Onların da mesela sosyal medya üzerinden paylaştıkları bazı hoş olmayan deneyimleri oluyor. Geçen yıl Esenyurt tarafında bir sitede kendilerine ev verilmediği konusunu gündem yapan bir çift olmuştu. Kadın Türk ve kurumsal bir işi var. Emlakçılarla telefonda konuştuğunda gayet olumlu konuşuluyor ama evi görmeye gittikleri zaman “Aa eşiniz siyahi miydi, o zaman veremeyiz!” diyorlar. “Bu sitede Afrikalılara ev vermiyoruz.” diyorlar. O çift, çocuklarının yanında üzüldü ve mahcup oldu ve bunu gündem yapmaya çalıştılar mesela. Afrikalı eşi, kendisini aşağılanmış hissetti. Veya uygunsuz sorularla karşılaşabiliyoruz. “Siz nasıl tanıştınız?” veya daha kötüsü “Bunu nereden buldun?” gibi… Mesela benim kızım, yazın yaz okulu gibi bir anaokuluna gitti. Biraz sonradan da gelmiş olduğu için -oradaki çocuklar birbirleriyle daha önceden kaynaşmışlardı- aralarına almak istemediler ve kızım bunu biraz zorlayınca da “Sen kahverengisin, sen neden farklısın?” gibi sorular sormuşlar. Bu, tek başına belki kötü niyetle yapılmış bir şey değil ama o çocuğun kafasına işlemiş ve farklı olduğu için onunla arkadaş olmadıklarını düşündü ve bu sene ilkokula başlarken “Babam okula gelmesin.” dedi. Biz çok şaşırdık ve bunu sorguladığımızda ortaya çıktı ki, arkadaşlarının babasının Afrikalı olduğunu bilmesin istiyor. Babasını gördükleri zaman onu dışlayacaklarını düşünüyor. Çok ağladı ama tabii biz bunu kabul etmedik. “Biz, bir aileyiz ve ailemizle gurur duyuyoruz. Senin de hem anneni hem babanı kabullenip savunuyor olman gerekiyor.” dedik ve hep beraber gittik. Bu okulda da çok fazla sorun yaşamadı ama yine de yeni bir şey olduğunda o farklılığının ortaya çıkmasından çekinen bir tavrı var. Tabii bu konular, Avrupa’da ve Amerika’da uzun yıllardır tartışılan konular ve insanların en azından neyin yanlış, neyin doğru olduğu, neyin saldırgan veya ırkçı kabul edilebileceğiyle ilgili daha çok bilgileri var. Bizim de zamanla daha çok bilinçleneceğimizi umuyorum.
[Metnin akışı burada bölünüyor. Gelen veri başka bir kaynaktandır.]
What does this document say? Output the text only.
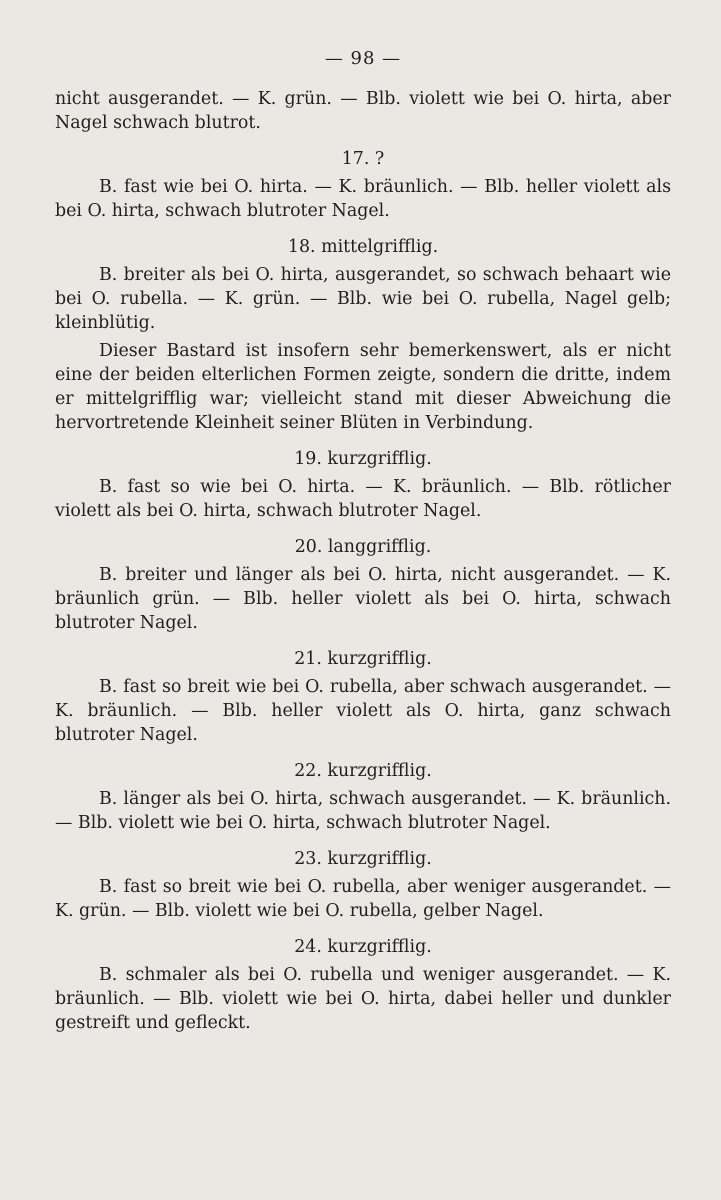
— 98 —

nicht ausgerandet. — K. grün. — Blb. violett wie bei O. hirta, aber Nagel schwach blutrot.

17. ?

B. fast wie bei O. hirta. — K. bräunlich. — Blb. heller violett als bei O. hirta, schwach blutroter Nagel.

18. mittelgrifflig.

B. breiter als bei O. hirta, ausgerandet, so schwach behaart wie bei O. rubella. — K. grün. — Blb. wie bei O. rubella, Nagel gelb; kleinblütig.

Dieser Bastard ist insofern sehr bemerkenswert, als er nicht eine der beiden elterlichen Formen zeigte, sondern die dritte, indem er mittelgrifflig war; vielleicht stand mit dieser Abweichung die hervortretende Kleinheit seiner Blüten in Verbindung.

19. kurzgrifflig.

B. fast so wie bei O. hirta. — K. bräunlich. — Blb. rötlicher violett als bei O. hirta, schwach blutroter Nagel.

20. langgrifflig.

B. breiter und länger als bei O. hirta, nicht ausgerandet. — K. bräunlich grün. — Blb. heller violett als bei O. hirta, schwach blutroter Nagel.

21. kurzgrifflig.

B. fast so breit wie bei O. rubella, aber schwach ausgerandet. — K. bräunlich. — Blb. heller violett als O. hirta, ganz schwach blutroter Nagel.

22. kurzgrifflig.

B. länger als bei O. hirta, schwach ausgerandet. — K. bräunlich. — Blb. violett wie bei O. hirta, schwach blutroter Nagel.

23. kurzgrifflig.

B. fast so breit wie bei O. rubella, aber weniger ausgerandet. — K. grün. — Blb. violett wie bei O. rubella, gelber Nagel.

24. kurzgrifflig.

B. schmaler als bei O. rubella und weniger ausgerandet. — K. bräunlich. — Blb. violett wie bei O. hirta, dabei heller und dunkler gestreift und gefleckt.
Evet, aslında dediğiniz gibi Türkiye’de Afrikalı-Türk evlilikleri çok az. Avrupa’da ve Amerika’da bu çok daha yaygın. Dolayısıyla Türk insanı ve çocuklar, bu imaja aşina değil ve bu durumu garipseyebiliyorlar.

Tabii ben de kötü niyetle bakmıyorum, çocuklar farklılıkları tabi ki zorlayabilirler, bu çok doğal. Sadece zamanla, belki de melezler arttıkça bu durum normalleşecek. Ama bunun tabii sadece negatif bir yönü yok, kızım çok pozitif bir ilgiyle de karşılanıyor. Bebekliğinden beri “Ay ne tatlı, ay ne şirin!” diyerek seviliyor. Olayın böyle bir yönü de var ama o da aslında çocuğa zara veren bir şey. Çocuğa sürekli “Sen farklısın, sen farklısın.” demek oluyor. “Çok güzelsin ama farklı olduğun için güzelsin.” demek oluyor. Biz de çocuğumuz sağlıklı ve kendine güvenli bir şekilde büyüyebilsin diye elimizden geleni yapıyoruz. Özet olarak şunu söylemek istiyorum; Afrikalılarla ilgili Türklerin alması gereken daha uzun bir yol var. Kalıplardan kurtulmalı, dinlemeyi öğrenmeli, insanlara sormalı, yani nereden geliyor, ne yapıyor. Karşısındaki kişi, onu bir yere oturtmuş; açlıktan, yokluktan geldiğini düşünüyor. Oysa o kişinin mesela babası önemli bir bürokrat olabiliyor. Müslüman olduğu için Avrupa yerine Türkiye’de okumayı seçmiş. Eğitimsiz bir aileden gelen göçmenler de var. Hepsi de kıymetli. Kariyerine bağlı bir ayrımcılık yapmıyoruz tabi ki.  İnsanlar sadece önyargılarını bırakıp, dinlesinler, merak etsinler. Ben, bu 6-7 yılda çok şey öğrendim ve bunlar beni çok zenginleştirdi.